Une suite d’arrachements. Mon père parti lorsque j’avais 4 ans, la pension à l’âge de 5 ans, et puis la guerre, oui. Ce climat permanent d’insécurité. L’angoisse de se prendre une balle en passant devant la fenêtre. L’horreur d’enjamber des cadavres en rentrant de l’école ou d’observer, terré derrière des volets, les flammes ravager les immeubles alentour. Sirènes, hurlements, odeur du sang séché au soleil. Je connais cela par cœur. Les récents attentats à Paris ont brusquement reconvoqué ces sensations qui me sont familières.

Où avez-vous vécu cette soirée du 13 novembre ?

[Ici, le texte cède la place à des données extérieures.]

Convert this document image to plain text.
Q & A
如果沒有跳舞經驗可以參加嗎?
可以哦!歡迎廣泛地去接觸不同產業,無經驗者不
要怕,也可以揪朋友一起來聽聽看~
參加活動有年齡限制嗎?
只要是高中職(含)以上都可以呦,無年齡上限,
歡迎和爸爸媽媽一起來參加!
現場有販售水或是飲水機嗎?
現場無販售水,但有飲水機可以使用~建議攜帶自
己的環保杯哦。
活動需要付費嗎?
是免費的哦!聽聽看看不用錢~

J’étais dans un bar avec des amis. Des alertes sont arrivées sur nos téléphones et l’endroit a commencé à se vider sans que nous percevions tout de suite la gravité de la situation. Il y avait un mélange de stupeur et d’irréalité. Puis une amie avec qui j’étais a appris la mort d’une de ses proches et nous avons, d’un coup, basculé dans un cauchemar concret.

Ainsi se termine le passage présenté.